When Angela Merkel was supposed to present her favorite film a few years ago, the Chancellor at the time decided on a love film. However, not for any romance, but for a film that also tells of everyday life in the GDR: “The Legend of Paul and Paula”. The director Heiner Carow took up a very fundamental question in the drama: Does man have a right to happiness?

50 years have passed since the theatrical release in the GDR. The production, starring Angelica Domröse and Winfried Glatzeder, started on March 30, 1973, according to the DEFA Foundation in Berlin, which manages the film heritage of the former GDR production company. A premiere had already been announced the day before.

Timeless theme

Not many films manage to survive half a century in such a way that people still enjoy watching them voluntarily. Some films age rather poorly or the story simply has nothing to say to you anymore. The head of the DEFA Foundation, Stefanie Eckert, is different with “Paul and Paula”. The film deals with a timeless theme – it is about the fulfillment of happiness and love. At the same time, there is a lightness in the way the story is told, which is also still relevant.

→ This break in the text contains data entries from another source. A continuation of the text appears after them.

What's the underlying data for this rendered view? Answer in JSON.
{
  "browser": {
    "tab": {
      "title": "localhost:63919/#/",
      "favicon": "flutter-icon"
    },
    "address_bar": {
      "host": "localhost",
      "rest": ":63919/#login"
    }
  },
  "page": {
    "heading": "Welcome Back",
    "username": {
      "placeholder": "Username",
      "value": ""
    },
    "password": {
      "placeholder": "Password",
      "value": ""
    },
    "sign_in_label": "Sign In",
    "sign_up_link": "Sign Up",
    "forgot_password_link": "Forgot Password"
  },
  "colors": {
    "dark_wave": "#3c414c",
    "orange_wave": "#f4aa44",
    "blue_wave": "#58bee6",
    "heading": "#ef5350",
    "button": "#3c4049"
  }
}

In her estimation, there are two aspects that have led to the film becoming a cult film for some. On the one hand the uncompromising character, especially of the character Paula. She managed to express feelings directly. “She was a simple worker with no privileges, a single mother of two, but who takes every opportunity to be happy.” She is simply uncompromising in her way of life.

The actress Domröse took over the part at the time – she embodied a woman who naturally wanted more from life. “There has to be something else besides sleeping and working. And sleeping and working again,” says Paula in a yellow bathrobe in a key scene. In the film she falls in love with the married Paul, played by Glatzeder.

A second argument in favor of the film are the stylistic devices, says Eckert. “The cheerful and the comic are placed in close proximity to the tragic and the sad. Sometimes you laugh and cry almost at the same time.” The film attracted around three million viewers in the GDR to the cinema in the first year. He later started in West Germany, was less successful there, and then ran on television there with good ratings.

The director Carow and the screenwriter Ulrich Plenzdorf also showed queues when shopping and hauling coal. “It was sensational at the time that reality appeared like this in the cinema,” Merkel said a few years ago at the film’s presentation. There is nothing depressive, but shows vitality and still has a piece of irony.

Revealing bed scenes

Eckert says there was definitely a discussion as to whether the film would be allowed in the GDR. The constellation of figures did not necessarily correspond to the ideal of a socialist person. Society was also not portrayed as ideal. Certain common moral concepts were also touched on, for example with the affairs shown and quite revealing bed scenes.

By the way, some things in the film still seem crazy today. There are pear brandy and wreaths of flowers. At some point, the couple sails across the water, including the bed. This is accompanied by the song “Go to her and let your kite fly”. However, the story takes dramatic turns. First Paul keeps his distance and then Paula experiences a heavy loss. In the end, only one of the two survives.